This study was a retrospective analysis of the prognostic role of unexpected PALN metastasis in PC. In our study, unexpected intraoperative PALN metastasis resulted in shorter patient survival. Additionally, this study showed that the number of metastatic LNs was not a determinant of prognosis. On the contrary, patients with high LNR showed worse prognosis than those with low LNR.
In PC, the prognostic role of distant metastasis has been well established in various studies14–16. Nevertheless, the prognostic value of PALN metastasis has not been firmly established.9–11, 17, 18 When unexpected PALN enlargement is found during curative resection of PC, there is no consensus on whether additional treatment strategies will be implemented. A systematic review and meta-analysis by Paiella suggested that PALN metastasis correlates with poor prognosis in patients with pancreatic adenocarcinoma.9 On the contrary, a multicentre study by Masayuki Sho suggested that some patients with PC having metastatic PALN may survive longer than expected after undergoing pancreatectomy.10, 17 Moreover, the prognosis of patients with ‘PALN metastasis only’ without other metastases remains unclear.
In this study, the patients were primarily categorised into two groups: group A, patients with radiologically resectable PC who had unexpected intraoperative PALN enlargement; and group B, patients with clinical metastatic PC having only PALN metastasis, with no evidence of other distant metastases. Patients in group A were further grouped into group A1, comprising patients with pathologically benign PALN, and group A2, comprising patients with pathologically proven PALN metastasis.
The median survival of patients in group B (median: 8.6 months, 95% CI: 15.2–33.2 months) was similar to historical data of that of metastatic PCs15,16, 19, 20. Group A1 also showed similar overall survival of historical data of resectable PC19,20. Therefore, median survival of patients in group A1 were significantly longer than that of patients in group B (HR: 0.37, 95% CI: 0.2–0.6, P < 0.001). The survival of patients in group A2 were not different from those of patients in group B (HR: 1.04, 95% CI: 0.7–1.4, P = 0.905).
Patients in group A1 had significantly longer median survival compared to that of group A2 (HR: 0.33, 95% CI: 0.2–0.7, P = 0.003). This result suggests negative prognostic impact of PALN, and surgeons are recommended to perform frozen biopsy for unexpected intraoperative PALN enlargements. This result is consistent with that of a systemic review by Paiella9.
In addition to PALN metastasis, the number of other LN metastases is an important confounding factor in this study. Various studies have reported that lymph node ratio, rather than absolute number of metastatic LN is inversely associated to survival21–23. No significant survival differences were found according to the number of metastatic LNs. Nevertheless, patients with lower LNR had better prognosis than those with higher LNR. This result suggests that it is important for surgeons to harvest a sufficient number of LNs during surgery.
This study has a few limitations. The number of patients was relatively small. Nevertheless, the statistical analysis resulted in significant survival differences, and further studies with larger numbers of patients are warranted to yield more significant differences. Not all patients in the study had information on frozen biopsy, and we analysed the PALN metastasis status based on the final pathologic report. Nevertheless, Alexandre Doussot reported that frozen sections of PALN yielded accurate PALN assessment13, 24–26.

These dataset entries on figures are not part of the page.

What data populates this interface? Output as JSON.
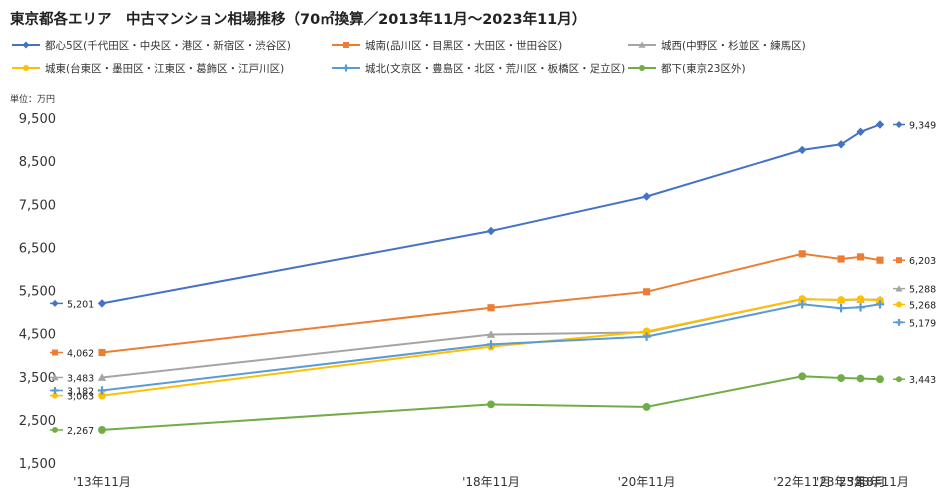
{
  "chart_data": {
    "type": "line",
    "title": "東京都各エリア　中古マンション相場推移（70㎡換算／2013年11月～2023年11月）",
    "unit_label": "単位：万円",
    "categories": [
      "'13年11月",
      "'18年11月",
      "'20年11月",
      "'22年11月",
      "'23年5月",
      "'23年8月",
      "'23年11月"
    ],
    "x_positions": [
      "2013-11",
      "2018-11",
      "2020-11",
      "2022-11",
      "2023-05",
      "2023-08",
      "2023-11"
    ],
    "ylim": [
      1500,
      9500
    ],
    "yticks": [
      "1,500",
      "2,500",
      "3,500",
      "4,500",
      "5,500",
      "6,500",
      "7,500",
      "8,500",
      "9,500"
    ],
    "ytick_values": [
      1500,
      2500,
      3500,
      4500,
      5500,
      6500,
      7500,
      8500,
      9500
    ],
    "grid": false,
    "legend_position": "top",
    "series": [
      {
        "name": "都心5区(千代田区・中央区・港区・新宿区・渋谷区)",
        "color": "#4472C4",
        "marker": "diamond",
        "values": [
          5201,
          6880,
          7680,
          8760,
          8890,
          9180,
          9349
        ],
        "first_label": "5,201",
        "last_label": "9,349"
      },
      {
        "name": "城南(品川区・目黒区・大田区・世田谷区)",
        "color": "#ED7D31",
        "marker": "square",
        "values": [
          4062,
          5100,
          5470,
          6350,
          6230,
          6280,
          6203
        ],
        "first_label": "4,062",
        "last_label": "6,203"
      },
      {
        "name": "城西(中野区・杉並区・練馬区)",
        "color": "#A5A5A5",
        "marker": "triangle",
        "values": [
          3483,
          4480,
          4530,
          5300,
          5280,
          5290,
          5288
        ],
        "first_label": "3,483",
        "last_label": "5,288"
      },
      {
        "name": "城東(台東区・墨田区・江東区・葛飾区・江戸川区)",
        "color": "#FFC000",
        "marker": "circle",
        "values": [
          3063,
          4200,
          4550,
          5300,
          5280,
          5300,
          5268
        ],
        "first_label": "3,063",
        "last_label": "5,268"
      },
      {
        "name": "城北(文京区・豊島区・北区・荒川区・板橋区・足立区)",
        "color": "#5B9BD5",
        "marker": "cross",
        "values": [
          3182,
          4250,
          4430,
          5180,
          5090,
          5110,
          5179
        ],
        "first_label": "3,182",
        "last_label": "5,179"
      },
      {
        "name": "都下(東京23区外)",
        "color": "#70AD47",
        "marker": "circle",
        "values": [
          2267,
          2860,
          2800,
          3510,
          3470,
          3460,
          3443
        ],
        "first_label": "2,267",
        "last_label": "3,443"
      }
    ]
  }
}
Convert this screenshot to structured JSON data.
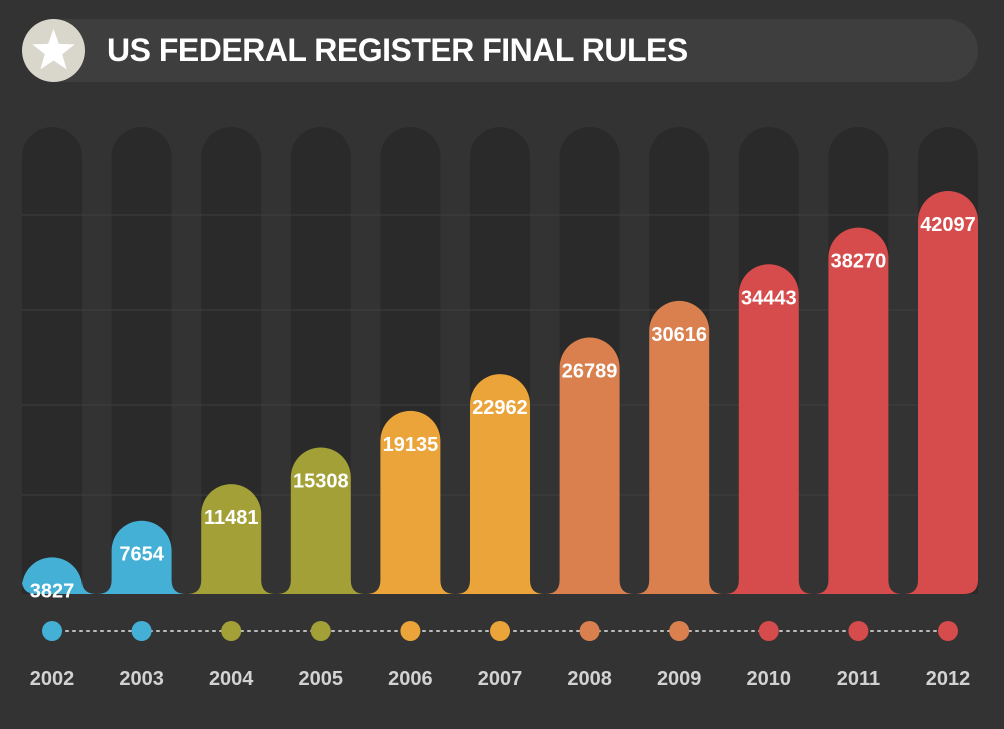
{
  "title": "US FEDERAL REGISTER FINAL RULES",
  "badge_icon": "star-icon",
  "chart_data": {
    "type": "bar",
    "title": "US FEDERAL REGISTER FINAL RULES",
    "categories": [
      "2002",
      "2003",
      "2004",
      "2005",
      "2006",
      "2007",
      "2008",
      "2009",
      "2010",
      "2011",
      "2012"
    ],
    "values": [
      3827,
      7654,
      11481,
      15308,
      19135,
      22962,
      26789,
      30616,
      34443,
      38270,
      42097
    ],
    "data_labels": [
      "3827",
      "7654",
      "11481",
      "15308",
      "19135",
      "22962",
      "26789",
      "30616",
      "34443",
      "38270",
      "42097"
    ],
    "colors": [
      "#45b0d6",
      "#45b0d6",
      "#a2a036",
      "#a2a036",
      "#eaa43a",
      "#eaa43a",
      "#d9804e",
      "#d9804e",
      "#d64b4b",
      "#d64b4b",
      "#d64b4b"
    ],
    "xlabel": "",
    "ylabel": "",
    "grid": true,
    "legend": "none"
  }
}
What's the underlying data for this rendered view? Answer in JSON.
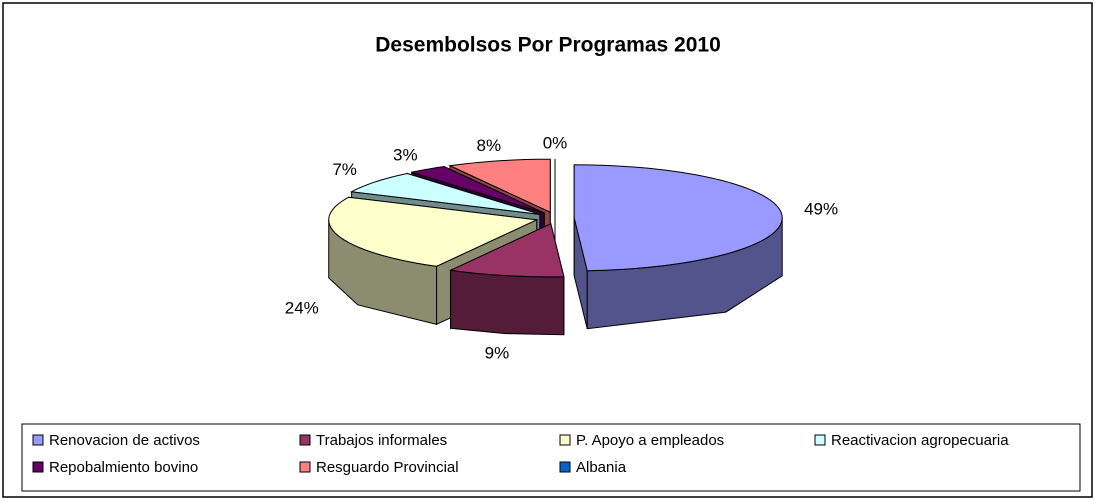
{
  "chart_data": {
    "type": "pie",
    "style": "3d",
    "title": "Desembolsos Por Programas 2010",
    "categories": [
      "Renovacion de activos",
      "Trabajos informales",
      "P. Apoyo a empleados",
      "Reactivacion agropecuaria",
      "Repobalmiento bovino",
      "Resguardo Provincial",
      "Albania"
    ],
    "values": [
      49,
      9,
      24,
      7,
      3,
      8,
      0
    ],
    "value_labels": [
      "49%",
      "9%",
      "24%",
      "7%",
      "3%",
      "8%",
      "0%"
    ],
    "colors": [
      "#9999ff",
      "#993366",
      "#ffffcc",
      "#ccffff",
      "#660066",
      "#ff8080",
      "#0066cc"
    ],
    "legend": "bottom"
  }
}
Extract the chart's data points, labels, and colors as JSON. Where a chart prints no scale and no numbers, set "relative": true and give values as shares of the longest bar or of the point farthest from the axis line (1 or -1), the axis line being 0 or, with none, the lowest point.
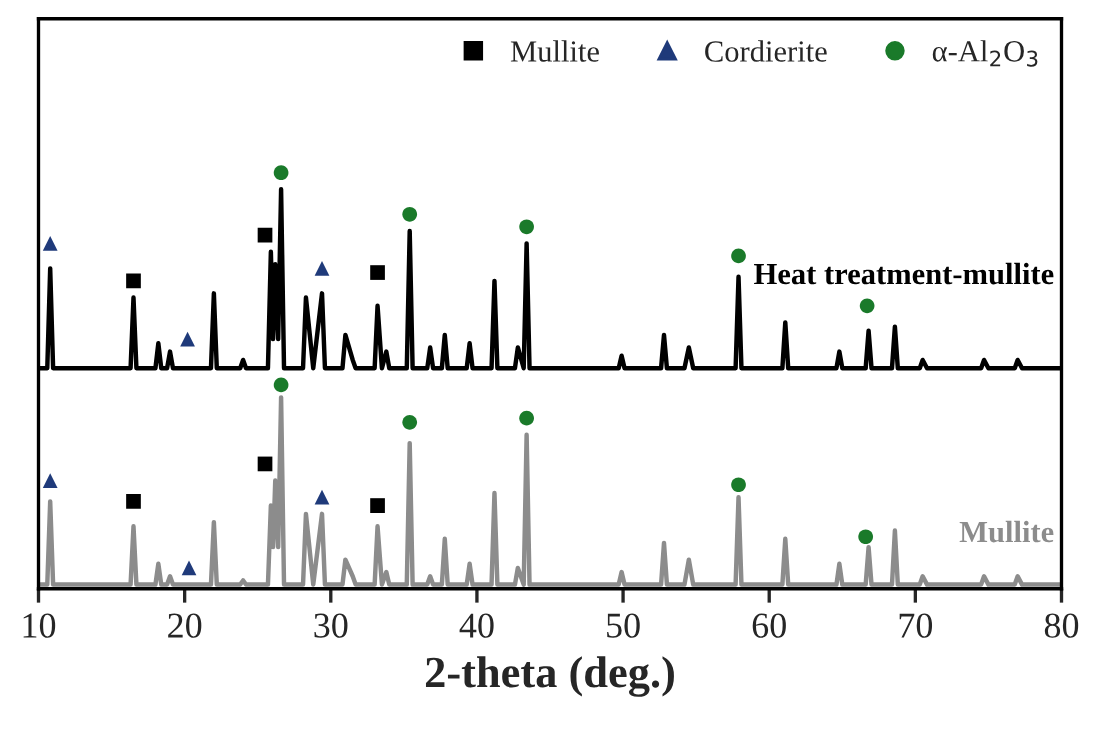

In conclusion, unexpected malignant PALN could have a negative prognostic impact on the survival of patients with radiologically resectable PC comparing to those with clinically metastatic PALN. Patients with higher LNR had shorter survival than those with lower LNR. This study suggested that frozen sections need to be performed when unexpected PALN enlargement is found during surgery. Moreover, as LNR functions as an independent prognostic factor, surgeons are advised to harvest as many LNs as possible during curative surgery.